Army medicine moves west as Heidelberg shuts down
By MATT MILLHAM | STARS AND STRIPES Published: April 23, 2013
HEIDELBERG, Germany — The presence of Europe Regional Medical Command was probably never the most noteworthy thing about Nachrichten Kaserne.
If there’s one thing people know about the base, it’s probably that Gen. George S. Patton died here Dec. 21, 1945, 12 days after breaking his neck in a freak car accident.
But the medical command, which had its headquarters here since 1997, cased its colors in a ceremony here Tuesday, marking yet another small milestone as the U.S. Army transfers bases — and the bits of history they contain — back to German hands.
“This is part of transformation,” Col. Jeff Clark, commander of ERMC, said after the ceremony. “We’re doing what we need to do at this point in time, I think. But that doesn’t mean there’s not an element of sadness to it.”
The medical command’s move from Heidelberg to Sembach, where it will uncase its flag Wednesday, is just a small part of the Army’s larger transformation in Europe, which will reduce the service’s footprint on the continent from about 40,000 soldiers to about 30,000 by 2015.
The move won’t change the size of ERMC, just shift it from one place to another.
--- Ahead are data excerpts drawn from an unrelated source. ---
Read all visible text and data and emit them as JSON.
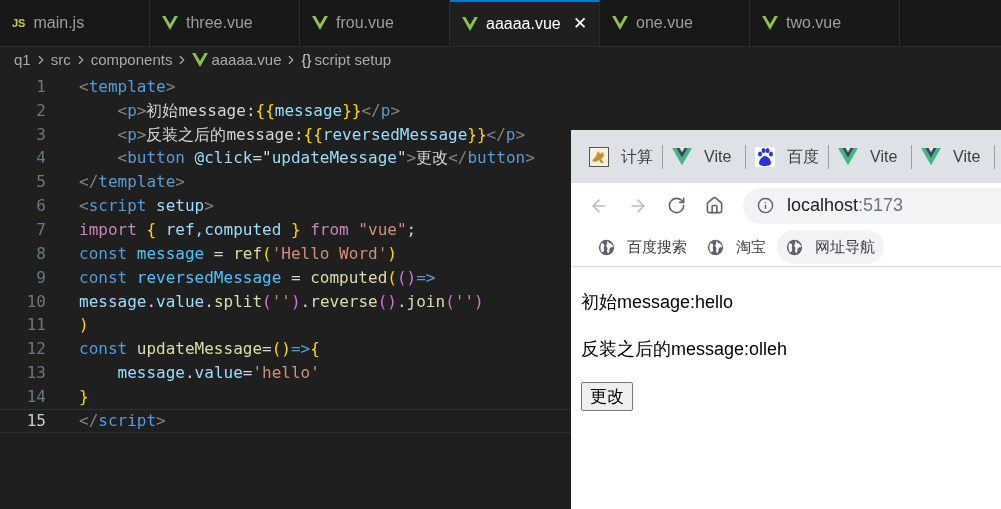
{
  "editor": {
    "tabs": [
      {
        "kind": "js",
        "badge": "JS",
        "label": "main.js",
        "selected": false
      },
      {
        "kind": "vue",
        "label": "three.vue",
        "selected": false
      },
      {
        "kind": "vue",
        "label": "frou.vue",
        "selected": false
      },
      {
        "kind": "vue",
        "label": "aaaaa.vue",
        "selected": true,
        "close": "✕"
      },
      {
        "kind": "vue",
        "label": "one.vue",
        "selected": false
      },
      {
        "kind": "vue",
        "label": "two.vue",
        "selected": false
      }
    ],
    "breadcrumbs": [
      {
        "kind": "plain",
        "label": "q1"
      },
      {
        "kind": "plain",
        "label": "src"
      },
      {
        "kind": "plain",
        "label": "components"
      },
      {
        "kind": "vue",
        "label": "aaaaa.vue"
      },
      {
        "kind": "symbol",
        "symbol": "{}",
        "label": "script setup"
      }
    ],
    "lines": [
      {
        "number": "1",
        "current": false,
        "tokens": [
          {
            "kind": "punct",
            "t": "<"
          },
          {
            "kind": "tag",
            "t": "template"
          },
          {
            "kind": "punct",
            "t": ">"
          }
        ]
      },
      {
        "number": "2",
        "current": false,
        "tokens": [
          {
            "kind": "punct",
            "t": "    <"
          },
          {
            "kind": "tag",
            "t": "p"
          },
          {
            "kind": "punct",
            "t": ">"
          },
          {
            "kind": "text",
            "t": "初始message:"
          },
          {
            "kind": "brace",
            "t": "{{"
          },
          {
            "kind": "var",
            "t": "message"
          },
          {
            "kind": "brace",
            "t": "}}"
          },
          {
            "kind": "punct",
            "t": "</"
          },
          {
            "kind": "tag",
            "t": "p"
          },
          {
            "kind": "punct",
            "t": ">"
          }
        ]
      },
      {
        "number": "3",
        "current": false,
        "tokens": [
          {
            "kind": "punct",
            "t": "    <"
          },
          {
            "kind": "tag",
            "t": "p"
          },
          {
            "kind": "punct",
            "t": ">"
          },
          {
            "kind": "text",
            "t": "反装之后的message:"
          },
          {
            "kind": "brace",
            "t": "{{"
          },
          {
            "kind": "var",
            "t": "reversedMessage"
          },
          {
            "kind": "brace",
            "t": "}}"
          },
          {
            "kind": "punct",
            "t": "</"
          },
          {
            "kind": "tag",
            "t": "p"
          },
          {
            "kind": "punct",
            "t": ">"
          }
        ]
      },
      {
        "number": "4",
        "current": false,
        "tokens": [
          {
            "kind": "punct",
            "t": "    <"
          },
          {
            "kind": "tag",
            "t": "button"
          },
          {
            "kind": "attr",
            "t": " @click"
          },
          {
            "kind": "text",
            "t": "=\""
          },
          {
            "kind": "var",
            "t": "updateMessage"
          },
          {
            "kind": "text",
            "t": "\""
          },
          {
            "kind": "punct",
            "t": ">"
          },
          {
            "kind": "text",
            "t": "更改"
          },
          {
            "kind": "punct",
            "t": "</"
          },
          {
            "kind": "tag",
            "t": "button"
          },
          {
            "kind": "punct",
            "t": ">"
          }
        ]
      },
      {
        "number": "5",
        "current": false,
        "tokens": [
          {
            "kind": "punct",
            "t": "</"
          },
          {
            "kind": "tag",
            "t": "template"
          },
          {
            "kind": "punct",
            "t": ">"
          }
        ]
      },
      {
        "number": "6",
        "current": false,
        "tokens": [
          {
            "kind": "punct",
            "t": "<"
          },
          {
            "kind": "tag",
            "t": "script"
          },
          {
            "kind": "attr",
            "t": " setup"
          },
          {
            "kind": "punct",
            "t": ">"
          }
        ]
      },
      {
        "number": "7",
        "current": false,
        "tokens": [
          {
            "kind": "control",
            "t": "import"
          },
          {
            "kind": "brace",
            "t": " {"
          },
          {
            "kind": "var",
            "t": " ref,computed "
          },
          {
            "kind": "brace",
            "t": "}"
          },
          {
            "kind": "control",
            "t": " from"
          },
          {
            "kind": "string",
            "t": " \"vue\""
          },
          {
            "kind": "text",
            "t": ";"
          }
        ]
      },
      {
        "number": "8",
        "current": false,
        "tokens": [
          {
            "kind": "tag",
            "t": "const"
          },
          {
            "kind": "const",
            "t": " message"
          },
          {
            "kind": "text",
            "t": " = "
          },
          {
            "kind": "func",
            "t": "ref"
          },
          {
            "kind": "brace",
            "t": "("
          },
          {
            "kind": "string",
            "t": "'Hello Word'"
          },
          {
            "kind": "brace",
            "t": ")"
          }
        ]
      },
      {
        "number": "9",
        "current": false,
        "tokens": [
          {
            "kind": "tag",
            "t": "const"
          },
          {
            "kind": "const",
            "t": " reversedMessage"
          },
          {
            "kind": "text",
            "t": " = "
          },
          {
            "kind": "func",
            "t": "computed"
          },
          {
            "kind": "brace",
            "t": "("
          },
          {
            "kind": "paren",
            "t": "()"
          },
          {
            "kind": "tag",
            "t": "=>"
          }
        ]
      },
      {
        "number": "10",
        "current": false,
        "tokens": [
          {
            "kind": "var",
            "t": "message"
          },
          {
            "kind": "text",
            "t": "."
          },
          {
            "kind": "var",
            "t": "value"
          },
          {
            "kind": "text",
            "t": "."
          },
          {
            "kind": "func",
            "t": "split"
          },
          {
            "kind": "paren",
            "t": "("
          },
          {
            "kind": "string",
            "t": "''"
          },
          {
            "kind": "paren",
            "t": ")"
          },
          {
            "kind": "text",
            "t": "."
          },
          {
            "kind": "func",
            "t": "reverse"
          },
          {
            "kind": "paren",
            "t": "()"
          },
          {
            "kind": "text",
            "t": "."
          },
          {
            "kind": "func",
            "t": "join"
          },
          {
            "kind": "paren",
            "t": "("
          },
          {
            "kind": "string",
            "t": "''"
          },
          {
            "kind": "paren",
            "t": ")"
          }
        ]
      },
      {
        "number": "11",
        "current": false,
        "tokens": [
          {
            "kind": "brace",
            "t": ")"
          }
        ]
      },
      {
        "number": "12",
        "current": false,
        "tokens": [
          {
            "kind": "tag",
            "t": "const"
          },
          {
            "kind": "func",
            "t": " updateMessage"
          },
          {
            "kind": "text",
            "t": "="
          },
          {
            "kind": "brace",
            "t": "()"
          },
          {
            "kind": "tag",
            "t": "=>"
          },
          {
            "kind": "brace",
            "t": "{"
          }
        ]
      },
      {
        "number": "13",
        "current": false,
        "tokens": [
          {
            "kind": "var",
            "t": "    message"
          },
          {
            "kind": "text",
            "t": "."
          },
          {
            "kind": "var",
            "t": "value"
          },
          {
            "kind": "text",
            "t": "="
          },
          {
            "kind": "string",
            "t": "'hello'"
          }
        ]
      },
      {
        "number": "14",
        "current": false,
        "tokens": [
          {
            "kind": "brace",
            "t": "}"
          }
        ]
      },
      {
        "number": "15",
        "current": true,
        "tokens": [
          {
            "kind": "punct",
            "t": "</"
          },
          {
            "kind": "tag",
            "t": "script"
          },
          {
            "kind": "punct",
            "t": ">"
          }
        ]
      }
    ]
  },
  "browser": {
    "tabs": [
      {
        "kind": "cat",
        "title": "计算"
      },
      {
        "kind": "vue",
        "title": "Vite"
      },
      {
        "kind": "paw",
        "title": "百度"
      },
      {
        "kind": "vue",
        "title": "Vite"
      },
      {
        "kind": "vue",
        "title": "Vite"
      }
    ],
    "address": {
      "host": "localhost",
      "port": ":5173"
    },
    "bookmarks": [
      {
        "label": "百度搜索",
        "selected": false
      },
      {
        "label": "淘宝",
        "selected": false
      },
      {
        "label": "网址导航",
        "selected": true
      }
    ],
    "page": {
      "paragraphs": [
        "初始message:hello",
        "反装之后的message:olleh"
      ],
      "button": "更改"
    }
  }
}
Still, this is a sentimental moment for ERMC and Clark.
“The center of the leadership of Army medicine in Europe has always been in Heidelberg,” Clark said.
The titles of those leaders and names of the commands have changed numerous times over the years — ERMC itself came into existence only in 1994 — but “coming to Germany and coming to Heidelberg was one of the plum assignments. That’s where you wanted to go.”
But, Clark said, the command isn’t losing capability in its move to Sembach, on the outskirts of Kaiserslautern, which the Army has tagged as one of its seven enduring communities in Europe.
“From an Army medicine in Europe perspective, we’re deeply committed to ensuring patient-friendly access to high-quality healthcare, whether your installation is getting smaller, whether it’s getting larger, or whether it’s going to close over time,” as Heidelberg will, Clark said.
Along with the recent deactivation of a NATO headquarters down the street from Nachrichten Kaserne at Campbell Barracks, Heidelberg Mayor Eckart Wurzner said the city is at a historic turning point, one that will leave the city without a military presence.
“Therefore, lots of changes will come to our city, but also to our American friends. Because through this change, you will find another hosting city here in Germany.”